As we see, the attribute metadata has been filled with some metadata fields.

See also

The list of common fields for any metadata extractor along with the specific fields for different document formats are enlisted in dedoc.metadata_extractors.

Using attachments extractors

In the section Using readers we already got the attachments of the file along with its other contents. If there is a need to extract attachments without reading the whole content of the document, one can use dedoc.attachments_extractors.

For example, in the document example we can use DocxAttachmentsExtractor.

attachments_extractor = DocxAttachmentsExtractor()

Method can_extract() allows to check if the attachments extractor can extract attachments from the given file:

attachments_extractor.can_extract(file_path)  # True

Since we have checked if the extractor can extract attachments from the file, we can extract them it using extract() method:

attachments = attachments_extractor.extract(file_path)
attachments[0]  # <dedoc.data_structures.AttachedFile>

As we see, attachment extractors return the same list of AttachedFile, as in the attribute attachments of the UnstructuredDocument, that we can get via readers (see Using readers).

See also

dedoc.attachments_extractors contains more information about available extractors, their methods and parameters.

Using structure extractors

After sections Using readers and Using metadata extractors we got an intermediate representation of the document content and its metadata. The next step is to extract document structure, i.e. to find the HierarchyLevel for each document line. This class contains information about the type and the level of the line (or its importance in the document).

Let’s extract the default structure based on the document styles:

structure_extractor = DefaultStructureExtractor()
document.lines[0].metadata.hierarchy_level  # None
document = structure_extractor.extract(document)
document.lines[0].metadata.hierarchy_level  # HierarchyLevel(level_1=1, level_2=1, can_be_multiline=False, line_type=header)

As we see, the hierarchy_level has been filled.

See also

See Default document structure type for more details about the default document structure. Use dedoc.structure_extractors to get the information about available structure extractors, their methods and parameters.

Using structure constructors

After we got the document content with hierarchy levels of each line (see Using readers, Using metadata extractors and Using structure extractors), it’s possible to make the result class ParsedDocument.

Let’s construct the tree structure of the document:

constructor = TreeConstructor()
parsed_document = constructor.construct(document)
parsed_document  # <dedoc.data_structures.ParsedDocument>
list(vars(parsed_document))  # ['metadata', 'content', 'attachments', 'version', 'warnings']

As we see, parsed document has similar attributes as UnstructuredDocument.
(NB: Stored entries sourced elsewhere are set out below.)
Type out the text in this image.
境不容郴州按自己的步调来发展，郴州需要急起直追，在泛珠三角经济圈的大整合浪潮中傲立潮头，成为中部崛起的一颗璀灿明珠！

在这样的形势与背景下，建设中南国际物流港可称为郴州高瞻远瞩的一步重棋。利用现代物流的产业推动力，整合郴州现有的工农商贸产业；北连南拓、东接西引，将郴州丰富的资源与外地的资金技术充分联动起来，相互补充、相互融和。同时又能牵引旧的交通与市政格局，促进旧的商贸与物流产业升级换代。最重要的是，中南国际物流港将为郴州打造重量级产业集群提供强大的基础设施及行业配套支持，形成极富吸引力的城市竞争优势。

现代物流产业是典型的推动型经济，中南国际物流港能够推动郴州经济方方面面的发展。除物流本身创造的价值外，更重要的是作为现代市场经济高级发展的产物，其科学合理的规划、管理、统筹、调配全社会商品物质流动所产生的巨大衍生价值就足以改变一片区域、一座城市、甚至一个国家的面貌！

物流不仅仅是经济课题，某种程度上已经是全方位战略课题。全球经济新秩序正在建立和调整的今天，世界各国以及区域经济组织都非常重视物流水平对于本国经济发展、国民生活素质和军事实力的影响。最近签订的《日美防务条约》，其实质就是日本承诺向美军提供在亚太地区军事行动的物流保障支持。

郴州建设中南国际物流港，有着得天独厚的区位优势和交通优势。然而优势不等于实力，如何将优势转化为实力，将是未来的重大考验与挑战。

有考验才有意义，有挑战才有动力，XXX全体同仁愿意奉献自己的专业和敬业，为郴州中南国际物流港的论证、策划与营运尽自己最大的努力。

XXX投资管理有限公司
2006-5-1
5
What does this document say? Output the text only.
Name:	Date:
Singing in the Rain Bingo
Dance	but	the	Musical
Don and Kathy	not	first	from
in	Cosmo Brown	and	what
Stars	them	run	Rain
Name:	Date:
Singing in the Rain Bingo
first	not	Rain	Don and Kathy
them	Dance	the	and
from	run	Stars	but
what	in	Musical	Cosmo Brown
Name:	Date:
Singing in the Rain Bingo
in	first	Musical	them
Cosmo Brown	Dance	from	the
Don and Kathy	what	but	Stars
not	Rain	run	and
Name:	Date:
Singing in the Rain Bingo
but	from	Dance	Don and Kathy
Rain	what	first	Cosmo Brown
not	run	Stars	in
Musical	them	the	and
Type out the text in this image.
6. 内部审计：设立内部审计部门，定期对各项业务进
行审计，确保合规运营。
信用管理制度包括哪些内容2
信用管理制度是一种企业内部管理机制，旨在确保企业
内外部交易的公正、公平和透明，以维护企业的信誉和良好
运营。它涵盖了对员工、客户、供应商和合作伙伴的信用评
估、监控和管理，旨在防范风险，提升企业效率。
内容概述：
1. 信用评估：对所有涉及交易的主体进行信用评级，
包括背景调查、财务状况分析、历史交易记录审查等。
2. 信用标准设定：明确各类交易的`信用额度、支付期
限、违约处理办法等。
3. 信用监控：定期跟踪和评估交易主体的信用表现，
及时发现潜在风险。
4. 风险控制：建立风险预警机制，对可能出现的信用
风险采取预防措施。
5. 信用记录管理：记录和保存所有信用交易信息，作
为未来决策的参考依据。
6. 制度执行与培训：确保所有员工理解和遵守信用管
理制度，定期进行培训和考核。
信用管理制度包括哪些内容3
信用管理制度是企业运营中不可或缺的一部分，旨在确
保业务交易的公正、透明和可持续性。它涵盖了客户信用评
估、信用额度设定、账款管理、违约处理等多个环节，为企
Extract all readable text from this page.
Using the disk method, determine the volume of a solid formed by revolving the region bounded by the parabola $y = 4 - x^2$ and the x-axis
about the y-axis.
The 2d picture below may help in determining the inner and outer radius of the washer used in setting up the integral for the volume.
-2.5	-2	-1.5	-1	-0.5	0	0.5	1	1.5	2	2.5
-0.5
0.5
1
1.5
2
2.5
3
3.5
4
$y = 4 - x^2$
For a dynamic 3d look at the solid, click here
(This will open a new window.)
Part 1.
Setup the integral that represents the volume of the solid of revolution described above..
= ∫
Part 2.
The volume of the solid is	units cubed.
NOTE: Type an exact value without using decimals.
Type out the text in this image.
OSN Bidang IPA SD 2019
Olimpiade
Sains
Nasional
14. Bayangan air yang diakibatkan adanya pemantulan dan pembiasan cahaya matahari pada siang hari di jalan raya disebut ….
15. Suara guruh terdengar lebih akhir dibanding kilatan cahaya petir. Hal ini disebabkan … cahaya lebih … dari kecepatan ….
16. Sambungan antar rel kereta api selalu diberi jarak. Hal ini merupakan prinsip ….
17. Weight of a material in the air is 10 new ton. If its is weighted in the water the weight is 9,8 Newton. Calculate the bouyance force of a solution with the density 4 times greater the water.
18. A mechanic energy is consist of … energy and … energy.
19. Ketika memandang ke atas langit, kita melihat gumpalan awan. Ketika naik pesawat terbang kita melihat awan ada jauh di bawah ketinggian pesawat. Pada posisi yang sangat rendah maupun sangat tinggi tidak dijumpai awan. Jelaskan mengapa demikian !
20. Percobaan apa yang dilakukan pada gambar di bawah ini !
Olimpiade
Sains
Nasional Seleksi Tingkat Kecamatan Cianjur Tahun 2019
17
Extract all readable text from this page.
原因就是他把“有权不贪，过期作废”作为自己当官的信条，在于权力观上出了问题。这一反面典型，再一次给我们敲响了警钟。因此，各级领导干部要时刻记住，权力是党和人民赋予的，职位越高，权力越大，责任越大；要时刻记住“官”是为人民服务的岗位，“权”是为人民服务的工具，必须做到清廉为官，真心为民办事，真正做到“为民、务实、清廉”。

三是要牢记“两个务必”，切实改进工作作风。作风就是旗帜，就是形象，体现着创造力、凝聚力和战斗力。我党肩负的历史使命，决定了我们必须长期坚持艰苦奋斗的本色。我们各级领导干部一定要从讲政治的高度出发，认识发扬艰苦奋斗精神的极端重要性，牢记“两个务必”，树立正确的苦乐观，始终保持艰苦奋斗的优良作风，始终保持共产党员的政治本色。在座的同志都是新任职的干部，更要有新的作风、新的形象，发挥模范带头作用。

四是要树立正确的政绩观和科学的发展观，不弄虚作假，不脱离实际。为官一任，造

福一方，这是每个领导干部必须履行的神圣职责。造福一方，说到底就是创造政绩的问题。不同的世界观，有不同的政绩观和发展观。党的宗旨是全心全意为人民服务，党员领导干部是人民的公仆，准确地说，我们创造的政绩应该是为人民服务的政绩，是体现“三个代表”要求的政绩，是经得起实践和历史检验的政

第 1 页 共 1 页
The main difference is in the content attribute, that contains hierarchical document structure and tables.

list(vars(parsed_document.content))  # ['tables', 'structure', 'warnings']
list(vars(parsed_document.content.structure))  # ['node_id', 'text', 'annotations', 'metadata', 'subparagraphs', 'parent']
parsed_document.content.structure.subparagraphs[0].text  # Document example

To get more information about ParsedDocument, DocumentContent and other classes, that form the output format, see dedoc.data_structures.

See also

See dedoc.structure_constructors for the description of available structure constructors and structure types. The description of API output JSON format also may be useful.

Run the whole pipeline

For running the whole pipeline with all readers, metadata and structure extractors, structure constructors, one may use manager class (see Dedoc pipeline for more details).

manager = DedocManager()
result = manager.parse(file_path=file_path)

result  # <dedoc.data_structures.ParsedDocument>
result.to_api_schema().model_dump()  # {'content': {'structure': {'node_id': '0', 'text': '', 'annotations': [], 'metadata': {'paragraph_type': 'root', ...

Manager allows to run workflow (see Workflow) for a file of any format supported by dedoc (see Supported documents formats and the reader’s output). One can also make a custom config and manager_config (parameters of the manager constructor) for more flexible usage of the library.